Media coverage has changed, said Lister. In 2004 poverty was seen as boring. Then we had poverty porn, e.g., Benefits Street, and a total othering of people in poverty. ‘Now media are not so hostile. You can’t treat people in poverty as other when so many are falling into poverty. These aren’t people who are different from the rest of us.’
What influence will the book have?
Kate Green MP, Shadow Education Secretary and Labour child poverty spokesperson, expressed regret that ‘rich, informed discussion of poverty has disappeared from political discourse’. The issues around poverty were more widely understood 20 years ago among the ‘political classes’. But it is an academic book, and she wondered how widely it will be read by ‘those who most need to read it, i.e., the decision makers’ – though Klug commented that it was ‘one of the most accessible academic books she’d read’.
O’Hara shared Green’s doubt about who would read an academic book, but nevertheless saw it as ‘part of the rich reporting of activity going on around poverty, part of the wider stew challenging the way we talk about poverty. We can’t other all those now in poverty because of the pandemic.’
Does the pandemic present an opportunity?
Is there a danger the pandemic will reinforce the deserving/undeserving divide? Is the fact that attitudes are softening providing a window of opportunity? It’s important to show how many people are vulnerable to slipping into poverty, Haq pointed out. ‘It’s not something that happens just to a specific group that’s been poor forever.’ Unfortunately, said O’Hara, some MPs are still talking of the danger of people taking advantage of benefits, for example catching Covid in order to get a flat-rate payment. The government was clearly unwilling to make cash payments for children on free school meals rather than giving them vouchers or hampers.

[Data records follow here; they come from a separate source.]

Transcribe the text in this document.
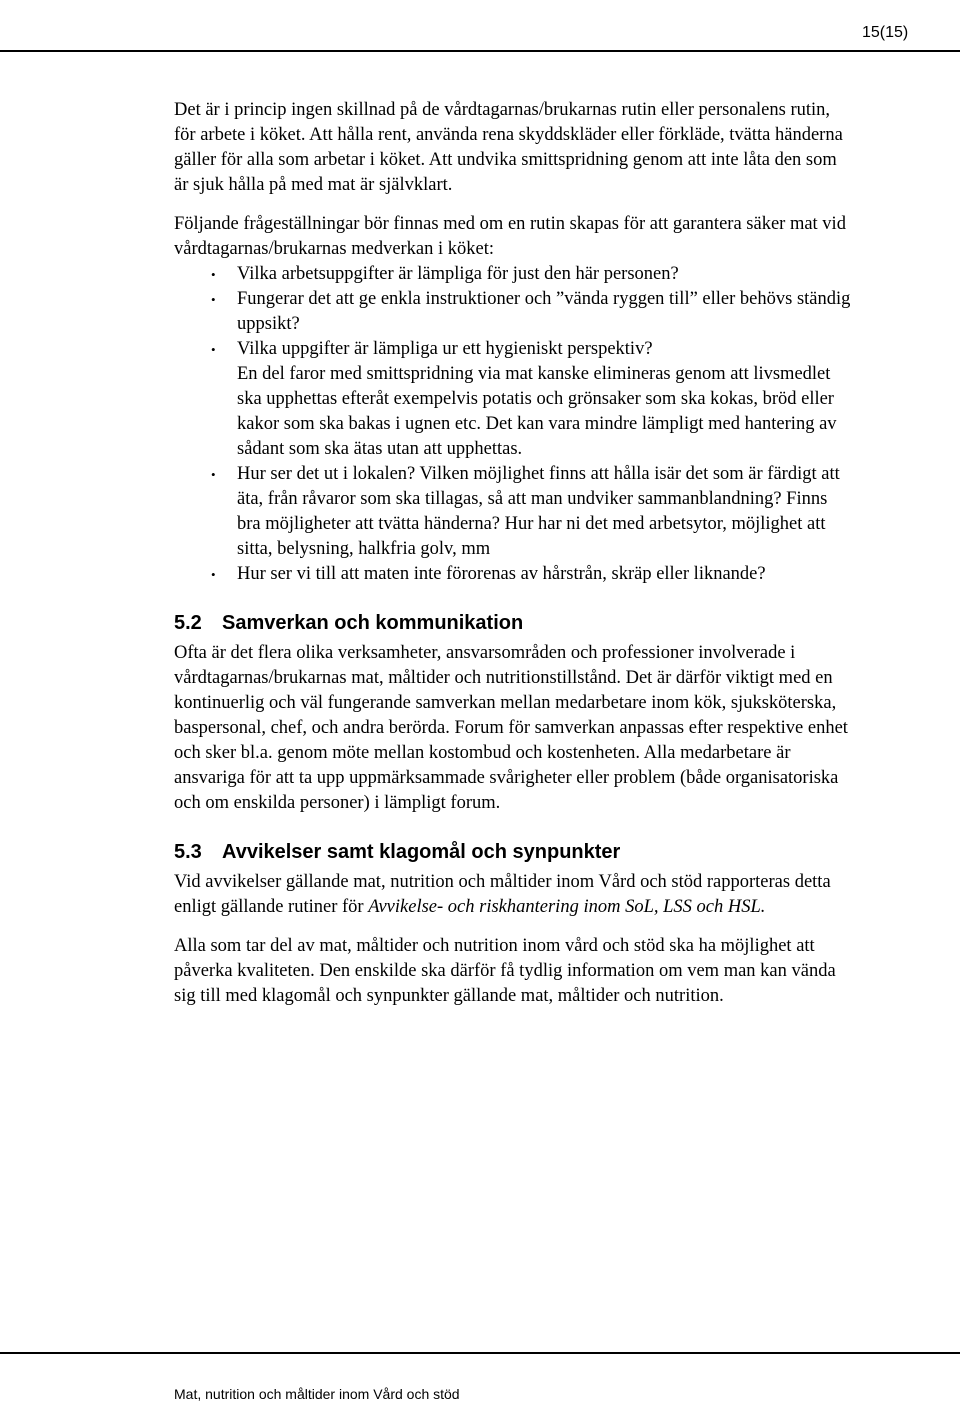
Giltighetstid: 2015-09-08	Version: 1	Gäller för: Vård och stöd
2017-08-31	15(15)

Det är i princip ingen skillnad på de vårdtagarnas/brukarnas rutin eller personalens rutin, för arbete i köket. Att hålla rent, använda rena skyddskläder eller förkläde, tvätta händerna gäller för alla som arbetar i köket. Att undvika smittspridning genom att inte låta den som är sjuk hålla på med mat är självklart.

Följande frågeställningar bör finnas med om en rutin skapas för att garantera säker mat vid vårdtagarnas/brukarnas medverkan i köket:

• Vilka arbetsuppgifter är lämpliga för just den här personen?
• Fungerar det att ge enkla instruktioner och ”vända ryggen till” eller behövs ständig uppsikt?
• Vilka uppgifter är lämpliga ur ett hygieniskt perspektiv?
En del faror med smittspridning via mat kanske elimineras genom att livsmedlet ska upphettas efteråt exempelvis potatis och grönsaker som ska kokas, bröd eller kakor som ska bakas i ugnen etc. Det kan vara mindre lämpligt med hantering av sådant som ska ätas utan att upphettas.
• Hur ser det ut i lokalen? Vilken möjlighet finns att hålla isär det som är färdigt att äta, från råvaror som ska tillagas, så att man undviker sammanblandning? Finns bra möjligheter att tvätta händerna? Hur har ni det med arbetsytor, möjlighet att sitta, belysning, halkfria golv, mm
• Hur ser vi till att maten inte förorenas av hårstrån, skräp eller liknande?
5.2 Samverkan och kommunikation

Ofta är det flera olika verksamheter, ansvarsområden och professioner involverade i vårdtagarnas/brukarnas mat, måltider och nutritionstillstånd. Det är därför viktigt med en kontinuerlig och väl fungerande samverkan mellan medarbetare inom kök, sjuksköterska, baspersonal, chef, och andra berörda. Forum för samverkan anpassas efter respektive enhet och sker bl.a. genom möte mellan kostombud och kostenheten. Alla medarbetare är ansvariga för att ta upp uppmärksammade svårigheter eller problem (både organisatoriska och om enskilda personer) i lämpligt forum.

5.3 Avvikelser samt klagomål och synpunkter

Vid avvikelser gällande mat, nutrition och måltider inom Vård och stöd rapporteras detta enligt gällande rutiner för Avvikelse- och riskhantering inom SoL, LSS och HSL.

Alla som tar del av mat, måltider och nutrition inom vård och stöd ska ha möjlighet att påverka kvaliteten. Den enskilde ska därför få tydlig information om vem man kan vända sig till med klagomål och synpunkter gällande mat, måltider och nutrition.

Mat, nutrition och måltider inom Vård och stöd
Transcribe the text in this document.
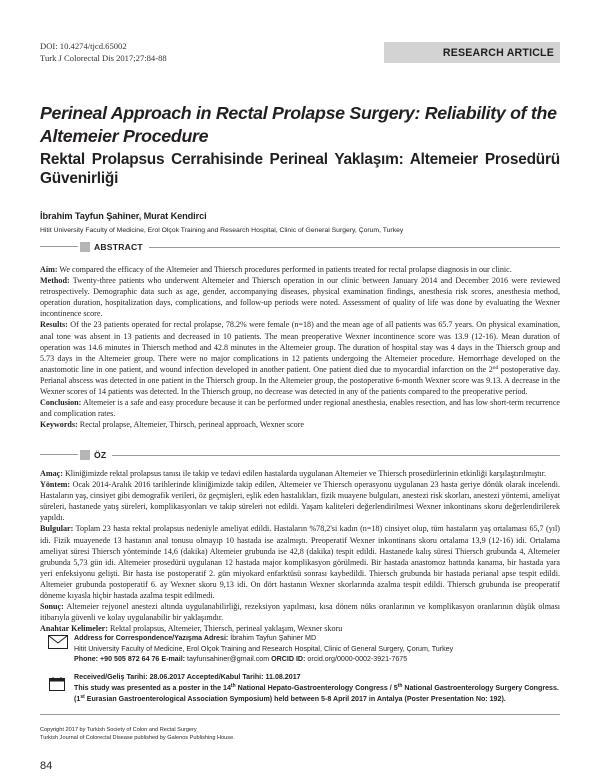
DOI: 10.4274/tjcd.65002
Turk J Colorectal Dis 2017;27:84-88	RESEARCH ARTICLE
Perineal Approach in Rectal Prolapse Surgery: Reliability of the Altemeier Procedure
Rektal Prolapsus Cerrahisinde Perineal Yaklaşım: Altemeier Prosedürü Güvenirliği
İbrahim Tayfun Şahiner, Murat Kendirci
Hitit University Faculty of Medicine, Erol Olçok Training and Research Hospital, Clinic of General Surgery, Çorum, Turkey
ABSTRACT

Aim: We compared the efficacy of the Altemeier and Thiersch procedures performed in patients treated for rectal prolapse diagnosis in our clinic.

Method: Twenty-three patients who underwent Altemeier and Thiersch operation in our clinic between January 2014 and December 2016 were reviewed retrospectively. Demographic data such as age, gender, accompanying diseases, physical examination findings, anesthesia risk scores, anesthesia method, operation duration, hospitalization days, complications, and follow-up periods were noted. Assessment of quality of life was done by evaluating the Wexner incontinence score.

Results: Of the 23 patients operated for rectal prolapse, 78.2% were female (n=18) and the mean age of all patients was 65.7 years. On physical examination, anal tone was absent in 13 patients and decreased in 10 patients. The mean preoperative Wexner incontinence score was 13.9 (12-16). Mean duration of operation was 14.6 minutes in Thiersch method and 42.8 minutes in the Altemeier group. The duration of hospital stay was 4 days in the Thiersch group and 5.73 days in the Altemeier group. There were no major complications in 12 patients undergoing the Altemeier procedure. Hemorrhage developed on the anastomotic line in one patient, and wound infection developed in another patient. One patient died due to myocardial infarction on the 2nd postoperative day. Perianal abscess was detected in one patient in the Thiersch group. In the Altemeier group, the postoperative 6-month Wexner score was 9.13. A decrease in the Wexner scores of 14 patients was detected. In the Thiersch group, no decrease was detected in any of the patients compared to the preoperative period.

Conclusion: Altemeier is a safe and easy procedure because it can be performed under regional anesthesia, enables resection, and has low short-term recurrence and complication rates.

Keywords: Rectal prolapse, Altemeier, Thirsch, perineal approach, Wexner score

ÖZ

Amaç: Kliniğimizde rektal prolapsus tanısı ile takip ve tedavi edilen hastalarda uygulanan Altemeier ve Thiersch prosedürlerinin etkinliği karşılaştırılmıştır.

Yöntem: Ocak 2014-Aralık 2016 tarihlerinde kliniğimizde takip edilen, Altemeier ve Thiersch operasyonu uygulanan 23 hasta geriye dönük olarak incelendi. Hastaların yaş, cinsiyet gibi demografik verileri, öz geçmişleri, eşlik eden hastalıkları, fizik muayene bulguları, anestezi risk skorları, anestezi yöntemi, ameliyat süreleri, hastanede yatış süreleri, komplikasyonları ve takip süreleri not edildi. Yaşam kaliteleri değerlendirilmesi Wexner inkontinans skoru değerlendirilerek yapıldı.

Bulgular: Toplam 23 hasta rektal prolapsus nedeniyle ameliyat edildi. Hastaların %78,2'si kadın (n=18) cinsiyet olup, tüm hastaların yaş ortalaması 65,7 (yıl) idi. Fizik muayenede 13 hastanın anal tonusu olmayıp 10 hastada ise azalmıştı. Preoperatif Wexner inkontinans skoru ortalama 13,9 (12-16) idi. Ortalama ameliyat süresi Thiersch yönteminde 14,6 (dakika) Altemeier grubunda ise 42,8 (dakika) tespit edildi. Hastanede kalış süresi Thiersch grubunda 4, Altemeier grubunda 5,73 gün idi. Altemeier prosedürü uygulanan 12 hastada major komplikasyon görülmedi. Bir hastada anastomoz hattında kanama, bir hastada yara yeri enfeksiyonu gelişti. Bir hasta ise postoperatif 2. gün miyokard enfarktüsü sonrası kaybedildi. Thiersch grubunda bir hastada perianal apse tespit edildi. Altemeier grubunda postoperatif 6. ay Wexner skoru 9,13 idi. On dört hastanın Wexner skorlarında azalma tespit edildi. Thiersch grubunda ise preoperatif döneme kıyasla hiçbir hastada azalma tespit edilmedi.

Sonuç: Altemeier rejyonel anestezi altında uygulanabilirliği, rezeksiyon yapılması, kısa dönem nüks oranlarının ve komplikasyon oranlarının düşük olması itibarıyla güvenli ve kolay uygulanabilir bir yaklaşımdır.

Anahtar Kelimeler: Rektal prolapsus, Altemeier, Thiersch, perineal yaklaşım, Wexner skoru

Address for Correspondence/Yazışma Adresi: İbrahim Tayfun Şahiner MD
Hitit University Faculty of Medicine, Erol Olçok Training and Research Hospital, Clinic of General Surgery, Çorum, Turkey
Phone: +90 505 872 64 76 E-mail: tayfunsahiner@gmail.com ORCID ID: orcid.org/0000-0002-3921-7675
Received/Geliş Tarihi: 28.06.2017 Accepted/Kabul Tarihi: 11.08.2017
This study was presented as a poster in the 14th National Hepato-Gastroenterology Congress / 5th National Gastroenterology Surgery Congress. (1st Eurasian Gastroenterological Association Symposium) held between 5-8 April 2017 in Antalya (Poster Presentation No: 192).
Copyright 2017 by Turkish Society of Colon and Rectal Surgery
Turkish Journal of Colorectal Disease published by Galenos Publishing House.
84
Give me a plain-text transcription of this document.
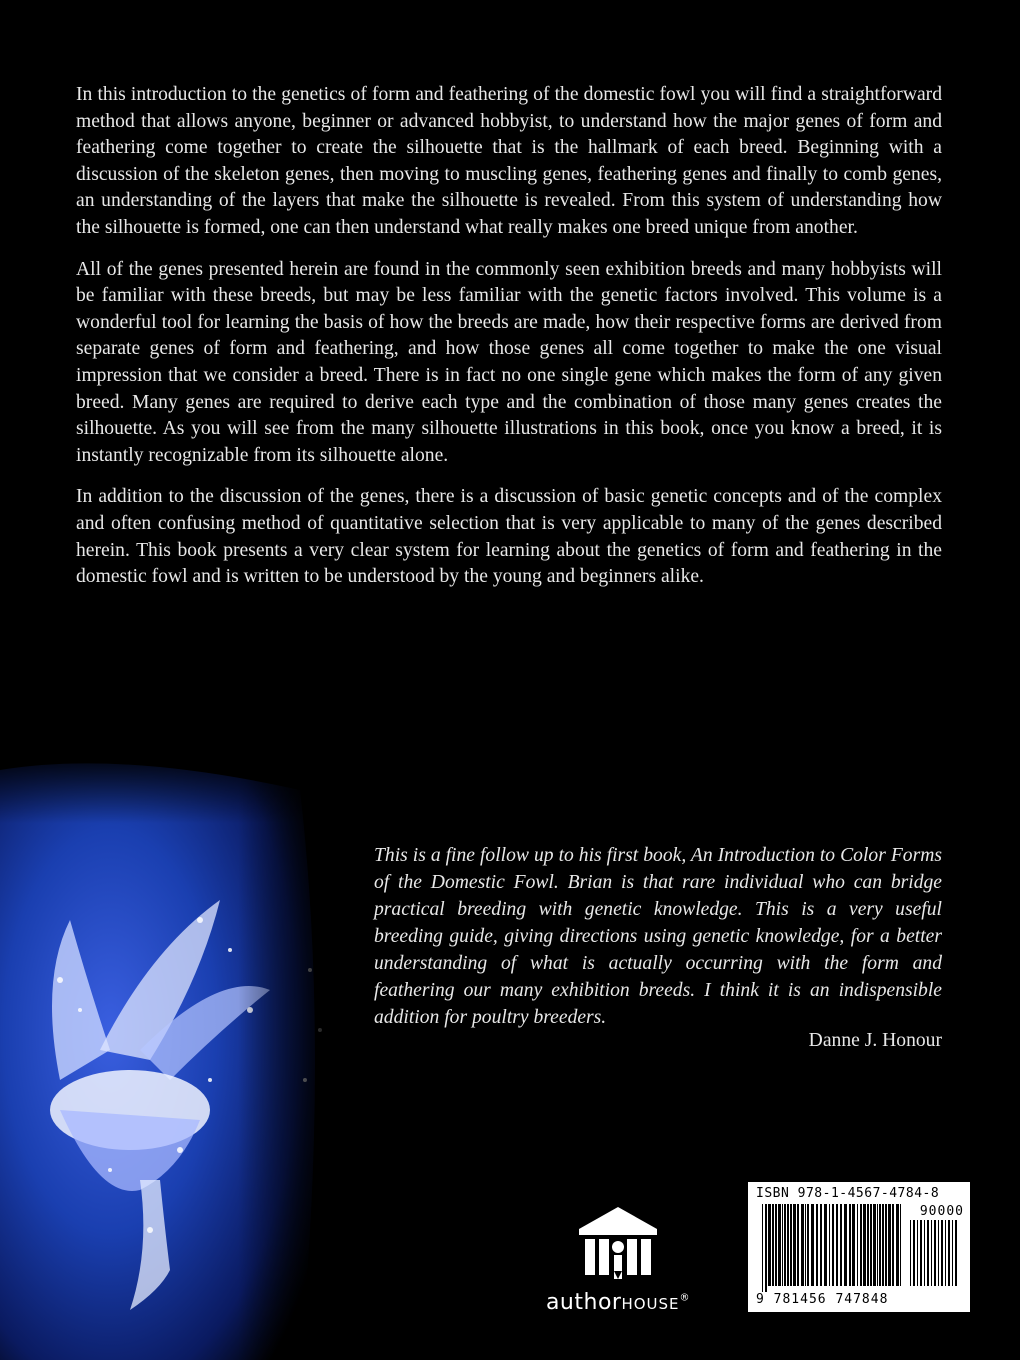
In this introduction to the genetics of form and feathering of the domestic fowl you will find a straightforward method that allows anyone, beginner or advanced hobbyist, to understand how the major genes of form and feathering come together to create the silhouette that is the hallmark of each breed. Beginning with a discussion of the skeleton genes, then moving to muscling genes, feathering genes and finally to comb genes, an understanding of the layers that make the silhouette is revealed. From this system of understanding how the silhouette is formed, one can then understand what really makes one breed unique from another.

All of the genes presented herein are found in the commonly seen exhibition breeds and many hobbyists will be familiar with these breeds, but may be less familiar with the genetic factors involved. This volume is a wonderful tool for learning the basis of how the breeds are made, how their respective forms are derived from separate genes of form and feathering, and how those genes all come together to make the one visual impression that we consider a breed. There is in fact no one single gene which makes the form of any given breed. Many genes are required to derive each type and the combination of those many genes creates the silhouette. As you will see from the many silhouette illustrations in this book, once you know a breed, it is instantly recognizable from its silhouette alone.

In addition to the discussion of the genes, there is a discussion of basic genetic concepts and of the complex and often confusing method of quantitative selection that is very applicable to many of the genes described herein. This book presents a very clear system for learning about the genetics of form and feathering in the domestic fowl and is written to be understood by the young and beginners alike.

This is a fine follow up to his first book, An Introduction to Color Forms of the Domestic Fowl. Brian is that rare individual who can bridge practical breeding with genetic knowledge. This is a very useful breeding guide, giving directions using genetic knowledge, for a better understanding of what is actually occurring with the form and feathering our many exhibition breeds. I think it is an indispensible addition for poultry breeders.
Danne J. Honour
authorHOUSE®
ISBN 978-1-4567-4784-8
90000
9 781456 747848
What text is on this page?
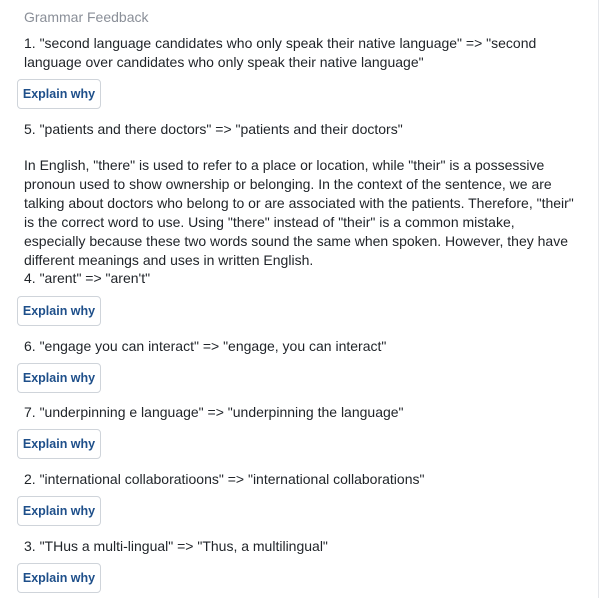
Grammar Feedback
1. "second language candidates who only speak their native language" => "second language over candidates who only speak their native language"
Explain why
5. "patients and there doctors" => "patients and their doctors"
In English, "there" is used to refer to a place or location, while "their" is a possessive pronoun used to show ownership or belonging. In the context of the sentence, we are talking about doctors who belong to or are associated with the patients. Therefore, "their" is the correct word to use. Using "there" instead of "their" is a common mistake, especially because these two words sound the same when spoken. However, they have different meanings and uses in written English.
4. "arent" => "aren't"
Explain why
6. "engage you can interact" => "engage, you can interact"
Explain why
7. "underpinning e language" => "underpinning the language"
Explain why
2. "international collaboratioons" => "international collaborations"
Explain why
3. "THus a multi-lingual" => "Thus, a multilingual"
Explain why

Asked what she made of the current situation, Lister had negatives: ‘Poverty is getting worse and deeper; people are being pushed further below the line by cuts in social security. We are now talking of destitution and hunger, unexpected in a rich country in the 21st century.’ And positives: a November Ipsos Mori poll showed poverty and inequality were fourth among people’s concerns, ‘above the NHS!’
We need to integrate an anti-poverty strategy into a broader vision of a good society, said Lister, addressing inequality and the climate emergency.
Post-pandemic, we need to think about doing things differently and think about poverty as part of creating a good society, not just about a specific group of people. Now is the time to address how to make a good society.
The meeting ended with Lister reading the poem All People, All Human by poverty campaigner Moraene Roberts, Bea Robert’s mother. There could have been no clearer – or more moving – statement of how and why the narrative about poverty needs to change.
I’m telling the people with power
that I have power too.
If you stifle my voice,
and deny me a choice,
I will show my power to you.
I will not come with a weapon,
I will not come in fear.
I will come with others
as sisters and brothers
and a voice you will have to hear.
I’m telling the people with knowledge
that I have knowledge too.
If you ignore my words,
and deny what you’ve heard,
my knowledge will be lost to you.
I will not come in anger,
I will not come in pain,
I will come as me,
with dignity,
and your denial will be to your shame.
I’m telling the people with control,
that I have control too.
If you put me in chains,
then hatred reigns,
and fear gains control of you.
I will not come as a prisoner,
I will not come broken to you,
I will come with pride,
and stand by your side,
because I am human too.
– Moraene Roberts (1953–2020)
Poverty (2nd ed.) is published by Polity.
Caroline Hartnell is convener of the Rethinking Poverty blog.